What makes a social skills program Autism Friendly?
From our perspective, it’s when a program aligns with supporting the characteristics of autism and respects and values the essence of whom a person is.
If you haven’t yet had the opportunity to explore our Autism Friendly Social Skills model, you’re welcome to take a moment over HERE to see what it’s all about. As a brief explanation, it’s a model that keeps a check on how social skills learning might be presented, and brings the inherent value of the autistic person to the forefront. It’s a model that values choice and respect of the autistic person.
If you have a look at our model, you’ll find that one of its aspects is that of supporting interaction without requiring eye contact. ‘Why’, you might wonder? ‘Isn’t a common goal, when planning social skills learning for a person, that of eye contact – in the context of teaching a person how and when to make eye contact during an interaction?’
Approaching from the autistic perspective may help to understand.
For many people on the autism spectrum, eye contact has the potential to cause great discomfort and can even interfere with learning, thought processing and communication.

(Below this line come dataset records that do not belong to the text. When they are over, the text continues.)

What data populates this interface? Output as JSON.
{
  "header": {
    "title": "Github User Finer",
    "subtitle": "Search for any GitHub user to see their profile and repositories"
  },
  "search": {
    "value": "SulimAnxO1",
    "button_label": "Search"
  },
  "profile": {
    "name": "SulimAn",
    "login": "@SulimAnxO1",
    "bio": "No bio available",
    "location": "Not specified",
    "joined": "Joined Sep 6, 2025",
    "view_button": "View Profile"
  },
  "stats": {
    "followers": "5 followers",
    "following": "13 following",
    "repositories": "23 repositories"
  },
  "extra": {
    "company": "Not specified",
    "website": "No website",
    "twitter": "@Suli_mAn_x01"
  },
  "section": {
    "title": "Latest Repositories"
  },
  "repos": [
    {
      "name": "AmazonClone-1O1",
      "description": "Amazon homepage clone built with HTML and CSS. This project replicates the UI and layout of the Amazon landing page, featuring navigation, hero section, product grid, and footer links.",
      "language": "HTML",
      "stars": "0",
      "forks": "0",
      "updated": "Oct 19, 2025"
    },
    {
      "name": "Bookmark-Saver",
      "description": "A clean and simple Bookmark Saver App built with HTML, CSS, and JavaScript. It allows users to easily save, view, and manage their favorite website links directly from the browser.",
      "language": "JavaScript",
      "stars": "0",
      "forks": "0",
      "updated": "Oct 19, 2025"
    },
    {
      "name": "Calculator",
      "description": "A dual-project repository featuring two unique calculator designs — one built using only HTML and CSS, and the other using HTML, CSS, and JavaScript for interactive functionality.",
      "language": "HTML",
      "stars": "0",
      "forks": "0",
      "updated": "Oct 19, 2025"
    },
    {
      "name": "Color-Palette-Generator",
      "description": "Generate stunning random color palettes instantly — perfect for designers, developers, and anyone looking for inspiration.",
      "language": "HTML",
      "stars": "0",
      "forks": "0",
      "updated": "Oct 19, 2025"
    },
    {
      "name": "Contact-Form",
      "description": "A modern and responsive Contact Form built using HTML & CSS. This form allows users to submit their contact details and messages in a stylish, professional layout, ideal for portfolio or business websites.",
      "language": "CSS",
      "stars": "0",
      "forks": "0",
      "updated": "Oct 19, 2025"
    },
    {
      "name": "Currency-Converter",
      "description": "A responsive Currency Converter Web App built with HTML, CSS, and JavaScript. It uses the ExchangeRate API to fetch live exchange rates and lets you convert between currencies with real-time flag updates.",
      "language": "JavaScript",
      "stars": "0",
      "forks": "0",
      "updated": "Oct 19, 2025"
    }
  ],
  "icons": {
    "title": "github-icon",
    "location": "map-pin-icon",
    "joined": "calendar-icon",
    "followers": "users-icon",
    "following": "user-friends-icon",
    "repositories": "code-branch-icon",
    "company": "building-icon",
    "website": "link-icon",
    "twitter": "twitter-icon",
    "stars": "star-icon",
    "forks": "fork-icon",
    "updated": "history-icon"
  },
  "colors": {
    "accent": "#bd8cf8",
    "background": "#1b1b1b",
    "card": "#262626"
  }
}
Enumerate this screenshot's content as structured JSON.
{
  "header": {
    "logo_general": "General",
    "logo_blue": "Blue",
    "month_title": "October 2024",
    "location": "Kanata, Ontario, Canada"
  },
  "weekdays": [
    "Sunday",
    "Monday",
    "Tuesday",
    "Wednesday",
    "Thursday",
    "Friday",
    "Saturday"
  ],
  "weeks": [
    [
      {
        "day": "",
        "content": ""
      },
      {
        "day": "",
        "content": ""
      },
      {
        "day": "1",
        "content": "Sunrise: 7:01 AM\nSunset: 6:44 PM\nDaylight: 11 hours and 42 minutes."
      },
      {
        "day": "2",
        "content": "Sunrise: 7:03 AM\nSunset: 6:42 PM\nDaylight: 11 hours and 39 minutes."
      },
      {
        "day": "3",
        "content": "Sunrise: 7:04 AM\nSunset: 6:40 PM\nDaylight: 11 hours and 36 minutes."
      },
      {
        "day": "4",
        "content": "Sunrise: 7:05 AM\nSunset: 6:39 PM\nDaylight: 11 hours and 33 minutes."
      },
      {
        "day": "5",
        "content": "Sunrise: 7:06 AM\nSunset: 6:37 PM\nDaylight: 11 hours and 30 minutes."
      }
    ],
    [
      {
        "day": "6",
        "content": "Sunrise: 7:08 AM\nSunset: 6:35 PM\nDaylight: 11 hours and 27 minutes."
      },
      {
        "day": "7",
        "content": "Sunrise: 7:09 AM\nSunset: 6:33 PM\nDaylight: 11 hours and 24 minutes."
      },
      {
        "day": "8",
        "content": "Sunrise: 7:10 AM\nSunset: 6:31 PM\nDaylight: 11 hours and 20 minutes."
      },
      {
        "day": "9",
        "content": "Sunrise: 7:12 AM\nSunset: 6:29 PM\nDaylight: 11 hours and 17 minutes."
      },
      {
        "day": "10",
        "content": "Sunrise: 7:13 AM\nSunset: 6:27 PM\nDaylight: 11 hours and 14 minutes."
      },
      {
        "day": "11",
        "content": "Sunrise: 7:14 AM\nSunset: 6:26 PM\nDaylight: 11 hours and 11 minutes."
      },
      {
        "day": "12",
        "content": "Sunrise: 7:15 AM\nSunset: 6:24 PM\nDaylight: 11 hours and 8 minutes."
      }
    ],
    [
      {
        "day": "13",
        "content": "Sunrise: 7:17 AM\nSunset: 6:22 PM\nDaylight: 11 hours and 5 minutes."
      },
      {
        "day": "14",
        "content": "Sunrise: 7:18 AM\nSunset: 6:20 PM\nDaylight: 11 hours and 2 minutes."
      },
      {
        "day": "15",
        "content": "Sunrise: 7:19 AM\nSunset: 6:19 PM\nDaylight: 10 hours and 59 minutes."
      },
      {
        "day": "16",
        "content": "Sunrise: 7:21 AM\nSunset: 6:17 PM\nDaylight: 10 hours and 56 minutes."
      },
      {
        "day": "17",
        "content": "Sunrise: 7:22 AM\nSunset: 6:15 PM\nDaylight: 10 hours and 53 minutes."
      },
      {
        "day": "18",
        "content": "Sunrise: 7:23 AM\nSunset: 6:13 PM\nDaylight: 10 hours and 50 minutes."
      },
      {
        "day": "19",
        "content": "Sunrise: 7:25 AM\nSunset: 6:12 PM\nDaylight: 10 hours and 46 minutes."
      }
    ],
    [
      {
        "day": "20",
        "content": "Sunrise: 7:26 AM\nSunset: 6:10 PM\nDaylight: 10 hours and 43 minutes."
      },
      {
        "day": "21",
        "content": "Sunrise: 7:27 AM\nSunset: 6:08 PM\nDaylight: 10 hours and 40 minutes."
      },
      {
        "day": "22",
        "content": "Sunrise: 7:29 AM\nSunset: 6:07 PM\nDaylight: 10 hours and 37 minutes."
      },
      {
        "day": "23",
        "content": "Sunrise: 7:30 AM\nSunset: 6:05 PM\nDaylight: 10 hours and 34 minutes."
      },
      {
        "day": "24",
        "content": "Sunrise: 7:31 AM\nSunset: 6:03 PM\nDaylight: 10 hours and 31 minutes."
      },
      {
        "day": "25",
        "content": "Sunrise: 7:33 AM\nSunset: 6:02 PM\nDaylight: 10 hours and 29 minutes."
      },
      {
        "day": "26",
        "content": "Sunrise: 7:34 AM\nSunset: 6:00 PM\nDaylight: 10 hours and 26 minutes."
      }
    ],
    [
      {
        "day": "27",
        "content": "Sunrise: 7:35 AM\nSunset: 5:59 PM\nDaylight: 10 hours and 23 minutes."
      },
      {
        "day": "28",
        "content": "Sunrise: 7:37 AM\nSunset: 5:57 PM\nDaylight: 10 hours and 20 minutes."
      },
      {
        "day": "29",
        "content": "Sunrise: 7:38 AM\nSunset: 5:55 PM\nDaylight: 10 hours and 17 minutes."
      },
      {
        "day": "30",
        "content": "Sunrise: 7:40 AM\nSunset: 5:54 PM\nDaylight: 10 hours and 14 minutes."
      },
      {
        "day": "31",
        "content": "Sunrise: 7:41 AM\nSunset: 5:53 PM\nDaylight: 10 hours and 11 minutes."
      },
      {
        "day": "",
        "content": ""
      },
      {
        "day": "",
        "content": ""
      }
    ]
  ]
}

Our own personal experiences, along with the experiences of people on the spectrum who we have supported over the years, suggest that these issues may be present for a number of reasons – for some people it can be due to the sensory overload that comes from eye contact, for others it can be that eye contact disrupts the clear thought process and for others it can be a sense of intrusion on personal space that then creates anxiety that affects thinking and communicating. However we look at it (and other reasons may also be present), it is important for us to understand that forced eye contact can have negative effects on communication, thought processing and learning.
Social learning should support a person to be the best version of themselves, and if this means finding other ways to show that you’re engaged with a person in terms of communication, then that’s something that we need to pursue and embrace.
Social skills learning as an opportunity for personal growth puts the choice back in the hands of the autistic person. If eye contact is important to them and they can do it comfortably, then embrace it. If eye contact is something that may potentially hold back ease of communication and personal growth, then perhaps it’s time to drop it from the list of social skills goals.